Поэт в сердцах не менее серьёзно
просил ЦК убрать его оттуда,
мол, слишком высока его цена,
чтобы позволить алкашу в ладони
сминать столь дорогое нам лицо!
Казалось это смелостью... Однако,
отчасти прав был греческий философ:
поэтов нужно гнать из государства,
чтоб не мешали правящим геронтам,
уже подслеповато-глуховатым,
с Альцгеймером на дружеской ноге,
радеть о тоннах чугунефтистали!

Тогда ещё, как неразумных малых,
нас дома оставляли взаперти,
но всё же под присмотром: вдоль границы
архинадёжный занавес железный
оберегал от всяческих врагов,
которых мы исподтишка любили
за музыку, литературу, джинсы,
их «голоса» ловили сквозь помехи...
Мы им скорее верили, чем нет,
и про косноязычного генсека
смешные сочиняли анекдоты,
голосовали дружно, как один,
и, в общем-то, с трудом соображали,
где правда, ложь? где маска? где лицо?

Тогда ещё мы верили, что весь
подлунный мир трепещет нашей мощи,
и потому-то возле наших ног
лежит, как пёс, и ради этой цели
готовы были мы идти на жертвы,
но бегали от армии юнцы,
и ясно стало вдруг: не получились
ни гвозди из людей, ни город-сад,
и очень скоро матери узнают
(как и не воевавшие отцы!)
про тяжесть «груза 200», хоть едва ли
сумел бы школьник отыскать на карте
страну с дворовой кличкою «Афган...»

Тогда-то я впервые услыхал
с виниловой пластинки этот голос,
и тотчас же мурашки по спине
на цыпочках пошли впотьмах на ощупь...
Поэт — ровесник моего отца, —
вытаскивал как будто из-под спуда,
из-под завалов времени свой дом
со всеми обитателями, детство,
произносил обычные слова,
в гортани между тем слеза дрожала,
которую не мог он ни сглотнуть,
ни дать пролиться, наконец... Казалось,
оплакивал он весь ХХ век,
столь изобильный кровью, что хватило б
с лихвой на три-четыре... Этот голос
торжественно-печальный, как «Te Deum»,
летел в окно распахнутое, плыли
над крышами закатными стихи
старинного и строгого чекана:

«Тогда ещё не воевали с Германией,
Тринадцатый год был ещё в середине,
Неведеньем в доме болели, как манией,
Как жаждой три пальмы в песчаной пустыне.
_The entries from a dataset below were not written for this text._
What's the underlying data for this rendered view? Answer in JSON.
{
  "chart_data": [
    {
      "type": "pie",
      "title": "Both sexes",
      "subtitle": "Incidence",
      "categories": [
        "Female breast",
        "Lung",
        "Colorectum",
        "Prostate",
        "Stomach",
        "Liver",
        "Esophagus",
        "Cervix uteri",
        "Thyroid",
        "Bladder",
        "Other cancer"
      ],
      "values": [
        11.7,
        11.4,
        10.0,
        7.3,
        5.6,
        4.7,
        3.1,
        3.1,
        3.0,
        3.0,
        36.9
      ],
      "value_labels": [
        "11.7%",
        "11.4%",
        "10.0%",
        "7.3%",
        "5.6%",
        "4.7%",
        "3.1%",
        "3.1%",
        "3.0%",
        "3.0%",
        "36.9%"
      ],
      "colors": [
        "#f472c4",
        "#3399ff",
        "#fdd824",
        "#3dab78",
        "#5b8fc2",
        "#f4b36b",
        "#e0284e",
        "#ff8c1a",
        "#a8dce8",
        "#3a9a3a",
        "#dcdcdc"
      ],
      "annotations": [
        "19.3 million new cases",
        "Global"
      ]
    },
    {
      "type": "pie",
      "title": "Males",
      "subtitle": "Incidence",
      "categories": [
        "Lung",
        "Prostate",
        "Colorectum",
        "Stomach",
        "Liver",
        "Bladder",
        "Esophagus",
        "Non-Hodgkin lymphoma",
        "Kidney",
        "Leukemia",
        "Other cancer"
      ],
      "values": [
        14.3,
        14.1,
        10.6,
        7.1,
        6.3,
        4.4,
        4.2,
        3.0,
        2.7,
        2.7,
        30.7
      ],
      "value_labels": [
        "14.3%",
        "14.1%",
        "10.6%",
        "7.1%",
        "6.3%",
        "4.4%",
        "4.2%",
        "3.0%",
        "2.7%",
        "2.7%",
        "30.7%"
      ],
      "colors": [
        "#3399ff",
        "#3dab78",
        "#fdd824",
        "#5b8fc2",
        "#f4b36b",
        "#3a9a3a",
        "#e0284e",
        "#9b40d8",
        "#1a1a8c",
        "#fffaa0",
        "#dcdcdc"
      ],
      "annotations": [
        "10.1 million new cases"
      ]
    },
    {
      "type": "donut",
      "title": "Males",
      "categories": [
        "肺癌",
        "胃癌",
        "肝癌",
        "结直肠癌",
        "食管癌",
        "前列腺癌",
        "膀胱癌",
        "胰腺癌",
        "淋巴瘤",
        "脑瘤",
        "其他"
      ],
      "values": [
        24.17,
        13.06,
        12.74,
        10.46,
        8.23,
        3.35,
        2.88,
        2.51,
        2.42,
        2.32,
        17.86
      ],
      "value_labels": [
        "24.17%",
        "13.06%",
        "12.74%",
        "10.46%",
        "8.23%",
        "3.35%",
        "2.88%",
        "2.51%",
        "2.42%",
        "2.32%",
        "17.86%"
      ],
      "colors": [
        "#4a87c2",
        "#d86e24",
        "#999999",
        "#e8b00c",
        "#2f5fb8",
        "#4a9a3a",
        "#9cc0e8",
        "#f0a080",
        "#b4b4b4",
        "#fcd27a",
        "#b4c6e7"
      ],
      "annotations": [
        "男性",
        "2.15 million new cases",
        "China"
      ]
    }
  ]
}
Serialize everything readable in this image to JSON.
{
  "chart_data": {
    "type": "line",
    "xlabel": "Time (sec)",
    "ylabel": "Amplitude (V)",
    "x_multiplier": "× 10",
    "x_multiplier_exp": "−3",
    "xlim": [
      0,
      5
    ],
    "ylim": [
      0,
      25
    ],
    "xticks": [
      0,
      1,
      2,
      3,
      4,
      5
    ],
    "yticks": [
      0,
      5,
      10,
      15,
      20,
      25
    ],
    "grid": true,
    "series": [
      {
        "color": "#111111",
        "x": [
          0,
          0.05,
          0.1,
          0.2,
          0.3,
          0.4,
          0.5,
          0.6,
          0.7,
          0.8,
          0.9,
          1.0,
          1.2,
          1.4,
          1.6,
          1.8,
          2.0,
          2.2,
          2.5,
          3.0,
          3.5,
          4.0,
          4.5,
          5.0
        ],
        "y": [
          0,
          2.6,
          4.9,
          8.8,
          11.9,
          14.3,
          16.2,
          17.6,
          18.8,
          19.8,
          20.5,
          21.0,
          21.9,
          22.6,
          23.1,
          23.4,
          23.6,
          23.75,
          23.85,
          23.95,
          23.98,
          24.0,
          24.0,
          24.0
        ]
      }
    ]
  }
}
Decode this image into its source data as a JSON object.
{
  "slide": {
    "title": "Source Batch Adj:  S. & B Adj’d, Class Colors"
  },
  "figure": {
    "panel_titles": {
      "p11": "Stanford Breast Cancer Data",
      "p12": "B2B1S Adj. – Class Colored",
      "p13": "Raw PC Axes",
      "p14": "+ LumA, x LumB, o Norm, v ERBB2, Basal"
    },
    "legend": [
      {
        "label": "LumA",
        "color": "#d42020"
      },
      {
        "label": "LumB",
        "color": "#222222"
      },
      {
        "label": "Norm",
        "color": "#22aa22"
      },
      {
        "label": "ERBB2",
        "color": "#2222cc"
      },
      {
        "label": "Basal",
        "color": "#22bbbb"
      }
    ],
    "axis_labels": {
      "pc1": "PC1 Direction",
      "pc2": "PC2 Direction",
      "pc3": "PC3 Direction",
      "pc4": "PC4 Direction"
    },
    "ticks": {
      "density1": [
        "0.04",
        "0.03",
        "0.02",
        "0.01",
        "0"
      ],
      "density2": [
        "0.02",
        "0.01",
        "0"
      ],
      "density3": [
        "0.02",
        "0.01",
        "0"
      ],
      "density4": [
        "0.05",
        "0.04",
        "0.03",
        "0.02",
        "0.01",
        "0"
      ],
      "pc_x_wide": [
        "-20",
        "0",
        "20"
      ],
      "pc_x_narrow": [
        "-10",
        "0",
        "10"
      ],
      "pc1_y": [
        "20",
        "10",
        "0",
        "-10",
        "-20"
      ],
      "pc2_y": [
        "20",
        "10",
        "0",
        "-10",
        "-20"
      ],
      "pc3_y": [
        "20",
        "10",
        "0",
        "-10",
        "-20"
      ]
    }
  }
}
У матери пахло спиртовкой, фиалкою,
Лиловой накидкой в шкафу, на распялке;
Всё детство моё, по-блаженному жалкое,
В горящей спиртовке и пармской фиалке.

Зато у отца, как в Сибири у ссыльного,
Был плед Гарибальди и Герцен под локтем.
Ванилью тянуло из города пыльного,
От пригорода — конским потом и дёгтем.

Казалось, что этого дома хозяева
Навечно в своей довоенной Европе,
Что не было, нет и не будет Сараева,
И где они, эти Мазурские топи?..»

Что ж, на календаре сейчас июнь
две тысячи тринадцатого года,
и посетила вдруг такая мысль —
быть может, тривиальная, а может
и ничего: две памяти нужны,
чтобы как сетью целое столетье
накрыть! Много ли это, мало —
вот это многоточие скрывает...
Точней, хранит.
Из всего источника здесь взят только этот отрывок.